In this litigation, before the Delaware Court of Chancery, Prof. Bebchuk sought a declaratory judgment that his proposed bylaw was legal under Delaware law. Although in the factual context of the litigation, the Court held that Prof. Bebchuk’s specific request for a declaratory judgment was not ripe, the Court’s decision made clear that bylaws enacted by shareholders that may restrict a board’s ability to adopt and implement a “poison pill” plan are not necessarily illegal under Delaware law.

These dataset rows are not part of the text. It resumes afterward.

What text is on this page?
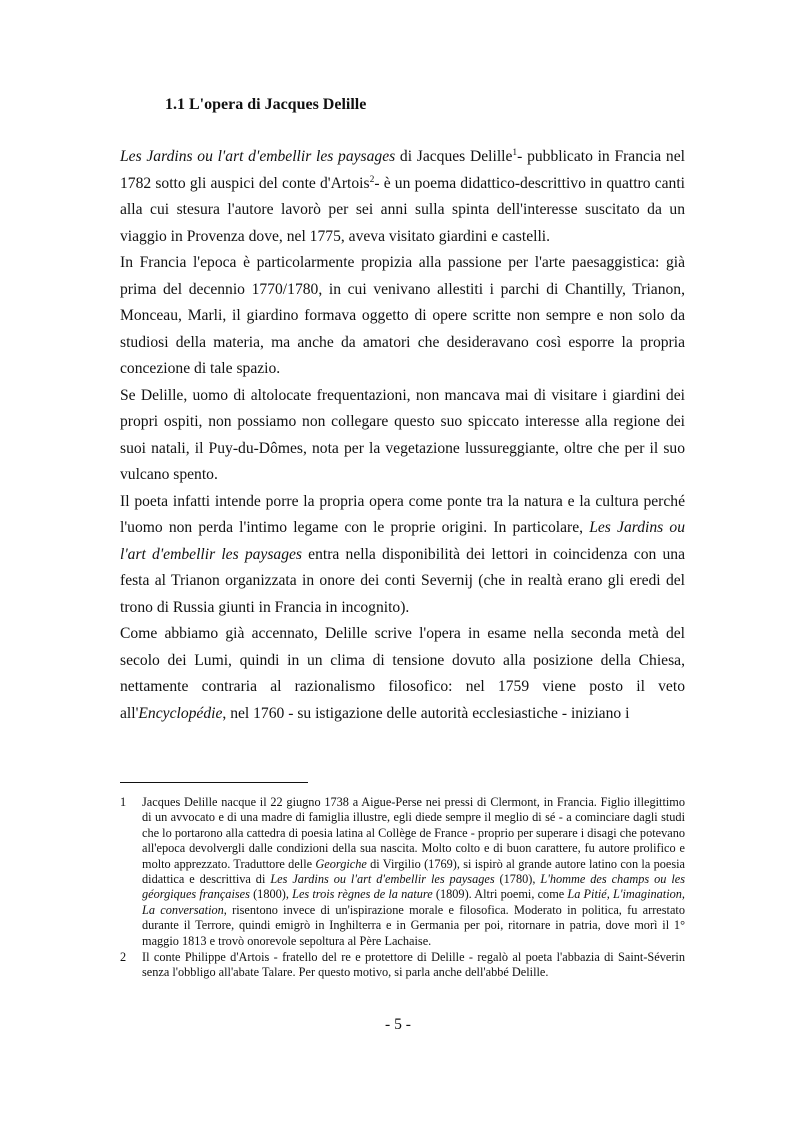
1.1 L'opera di Jacques Delille

Les Jardins ou l'art d'embellir les paysages di Jacques Delille$^1$- pubblicato in Francia nel 1782 sotto gli auspici del conte d'Artois$^2$- è un poema didattico-descrittivo in quattro canti alla cui stesura l'autore lavorò per sei anni sulla spinta dell'interesse suscitato da un viaggio in Provenza dove, nel 1775, aveva visitato giardini e castelli.

In Francia l'epoca è particolarmente propizia alla passione per l'arte paesaggistica: già prima del decennio 1770/1780, in cui venivano allestiti i parchi di Chantilly, Trianon, Monceau, Marli, il giardino formava oggetto di opere scritte non sempre e non solo da studiosi della materia, ma anche da amatori che desideravano così esporre la propria concezione di tale spazio.

Se Delille, uomo di altolocate frequentazioni, non mancava mai di visitare i giardini dei propri ospiti, non possiamo non collegare questo suo spiccato interesse alla regione dei suoi natali, il Puy-du-Dômes, nota per la vegetazione lussureggiante, oltre che per il suo vulcano spento.

Il poeta infatti intende porre la propria opera come ponte tra la natura e la cultura perché l'uomo non perda l'intimo legame con le proprie origini. In particolare, Les Jardins ou l'art d'embellir les paysages entra nella disponibilità dei lettori in coincidenza con una festa al Trianon organizzata in onore dei conti Severnij (che in realtà erano gli eredi del trono di Russia giunti in Francia in incognito).

Come abbiamo già accennato, Delille scrive l'opera in esame nella seconda metà del secolo dei Lumi, quindi in un clima di tensione dovuto alla posizione della Chiesa, nettamente contraria al razionalismo filosofico: nel 1759 viene posto il veto all'Encyclopédie, nel 1760 - su istigazione delle autorità ecclesiastiche - iniziano i

1	Jacques Delille nacque il 22 giugno 1738 a Aigue-Perse nei pressi di Clermont, in Francia. Figlio illegittimo di un avvocato e di una madre di famiglia illustre, egli diede sempre il meglio di sé - a cominciare dagli studi che lo portarono alla cattedra di poesia latina al Collège de France - proprio per superare i disagi che potevano all'epoca devolvergli dalle condizioni della sua nascita. Molto colto e di buon carattere, fu autore prolifico e molto apprezzato. Traduttore delle Georgiche di Virgilio (1769), si ispirò al grande autore latino con la poesia didattica e descrittiva di Les Jardins ou l'art d'embellir les paysages (1780), L'homme des champs ou les géorgiques françaises (1800), Les trois règnes de la nature (1809). Altri poemi, come La Pitié, L'imagination, La conversation, risentono invece di un'ispirazione morale e filosofica. Moderato in politica, fu arrestato durante il Terrore, quindi emigrò in Inghilterra e in Germania per poi, ritornare in patria, dove morì il 1° maggio 1813 e trovò onorevole sepoltura al Père Lachaise.
2	Il conte Philippe d'Artois - fratello del re e protettore di Delille - regalò al poeta l'abbazia di Saint-Séverin senza l'obbligo all'abate Talare. Per questo motivo, si parla anche dell'abbé Delille.

- 5 -
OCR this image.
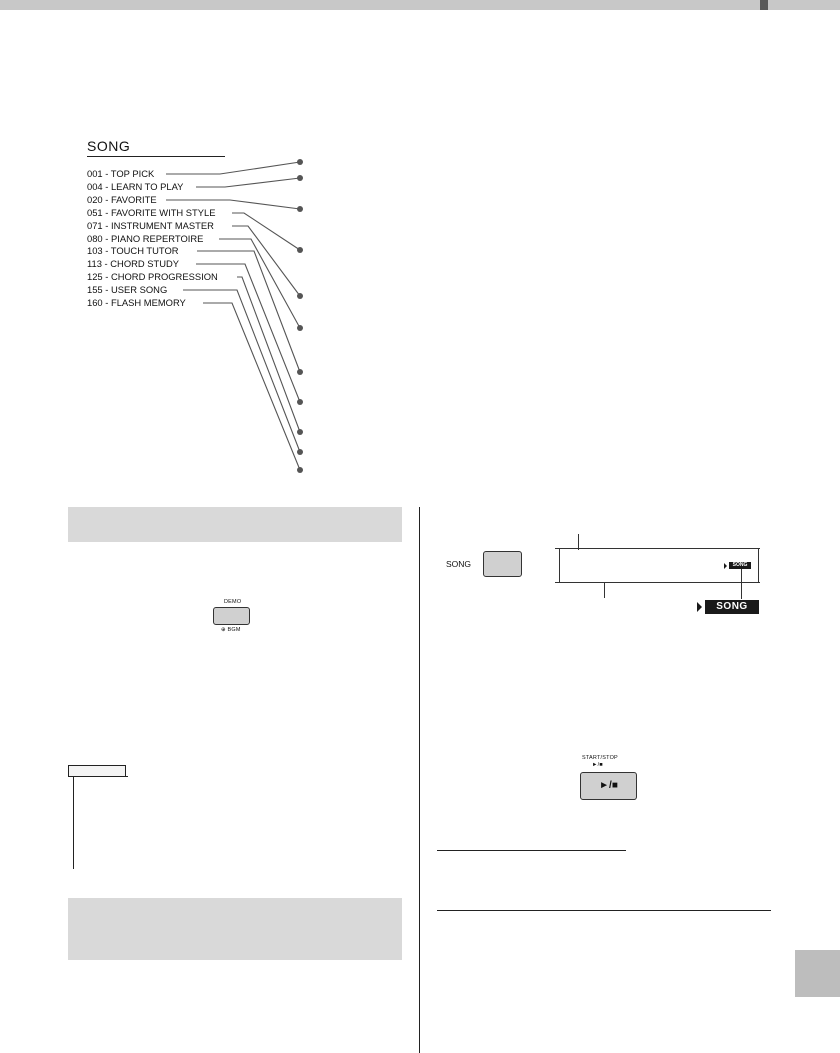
SONG
001 - TOP PICK
004 - LEARN TO PLAY
020 - FAVORITE
051 - FAVORITE WITH STYLE
071 - INSTRUMENT MASTER
080 - PIANO REPERTOIRE
103 - TOUCH TUTOR
113 - CHORD STUDY
125 - CHORD PROGRESSION
155 - USER SONG
160 - FLASH MEMORY
DEMO
⊕ BGM
SONG	SONG
SONG
START/STOP
►/■
►/■
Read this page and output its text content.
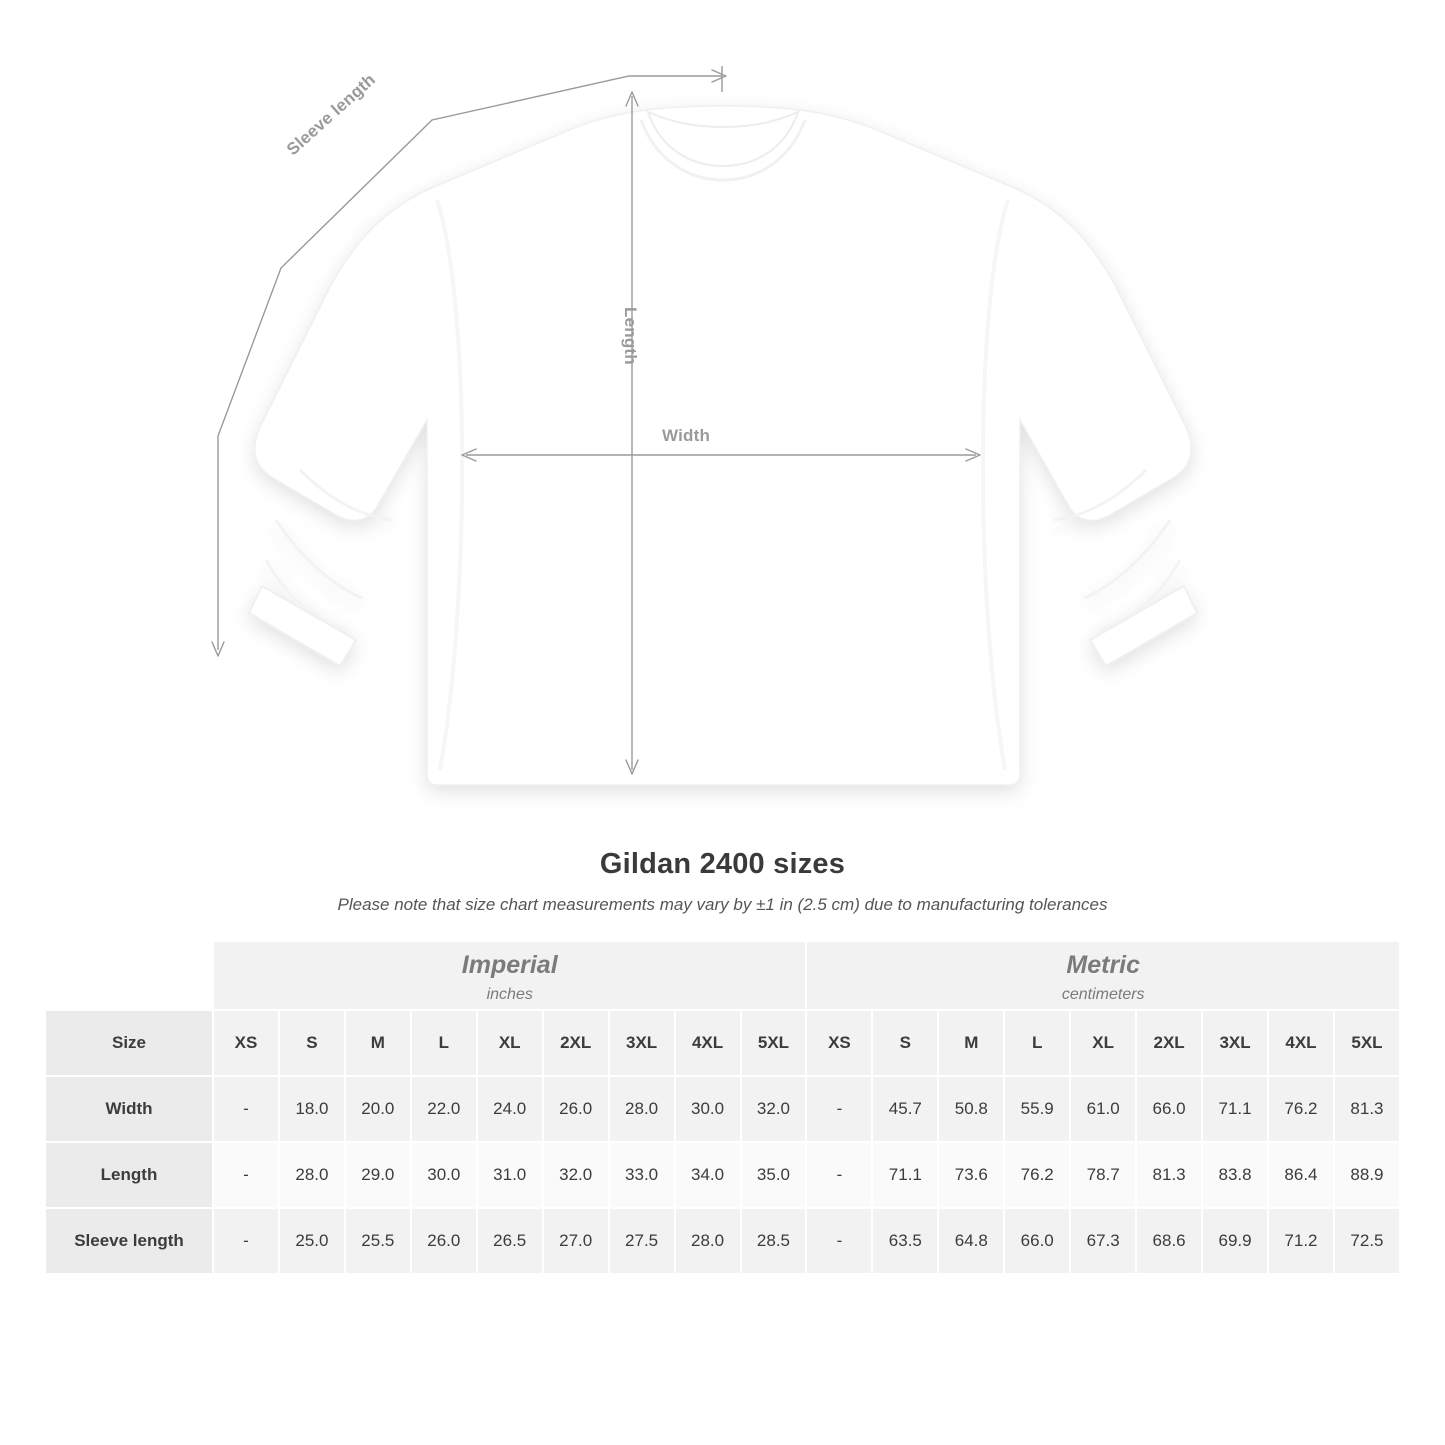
Width
Length
Sleeve length
Gildan 2400 sizes
Please note that size chart measurements may vary by ±1 in (2.5 cm) due to manufacturing tolerances

Imperial
inches

Metric
centimeters

Size	XS	S	M	L	XL	2XL	3XL	4XL	5XL	XS	S	M	L	XL	2XL	3XL	4XL	5XL
Width	-	18.0	20.0	22.0	24.0	26.0	28.0	30.0	32.0	-	45.7	50.8	55.9	61.0	66.0	71.1	76.2	81.3
Length	-	28.0	29.0	30.0	31.0	32.0	33.0	34.0	35.0	-	71.1	73.6	76.2	78.7	81.3	83.8	86.4	88.9
Sleeve length	-	25.0	25.5	26.0	26.5	27.0	27.5	28.0	28.5	-	63.5	64.8	66.0	67.3	68.6	69.9	71.2	72.5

The Court’s decision in this case is noteworthy because it specifically rejected the company’s argument that the bylaw was plainly illegal, and thus rejected the very argument upon which corporate boards have relied for years to exclude important shareholder proposals from corporate proxy statements.
Delaware Chancery Court
Grant & Eisenhofer represents the Louisiana Municipal Police Employees’ Retirement System (LAMPERS), an institutional shareholder of Countrywide Financial Corporation, seeking access to books and records to determine why stock options were repeatedly issued to executives just prior to large stock price increases. Countrywide was ordered to turn over internal records to LAMPERS for further review regarding corporate misconduct.
Delaware Chancery Court
Grant & Eisenhofer represented two institutional shareholders in this derivative litigation challenging the conduct of the board of directors of Caremark Rx Inc. in connection with the negotiation and execution of a merger agreement with CVS, Inc., as well as the board’s decision to reject a competing proposal from a different suitor. Through the litigation, Caremark’s board was forced to provide substantial additional disclosures to public shareholders and renegotiate the terms of the merger agreement with CVS. The settlement ensured statutory rights of Caremark shareholders, providing an additional $3.19 billion in cash consideration.
Delaware Chancery Court
Grant & Eisenhofer initiated litigation alleging that the directors and majority stockholder of Digex, Inc., breached fiduciary duties to the company and its public shareholders by permitting the majority shareholder to usurp a corporate opportunity that belonged to Digex. G&E’s efforts in this litigation resulted in an unprecedented settlement of $420 million, the largest settlement in the history of the Delaware Chancery Court.
Delaware Chancery Court
In the largest settlement of derivative shareholder litigation in the history of Delaware Chancery Court, G&E reached a $115 million settlement in a shareholder lawsuit against former executives of American International Group Inc. for breach of fiduciary duty. The case challenged hundreds of millions of dollars in commissions paid by AIG to C.V. Starr & Co., a privately held affiliate controlled by former AIG Chairman Maurice “Hank” Greenberg and other AIG directors. The suit alleged that AIG could have done the work for which it paid Starr, and that the commissions were simply a mechanism for Greenberg and other Starr directors to line their pockets.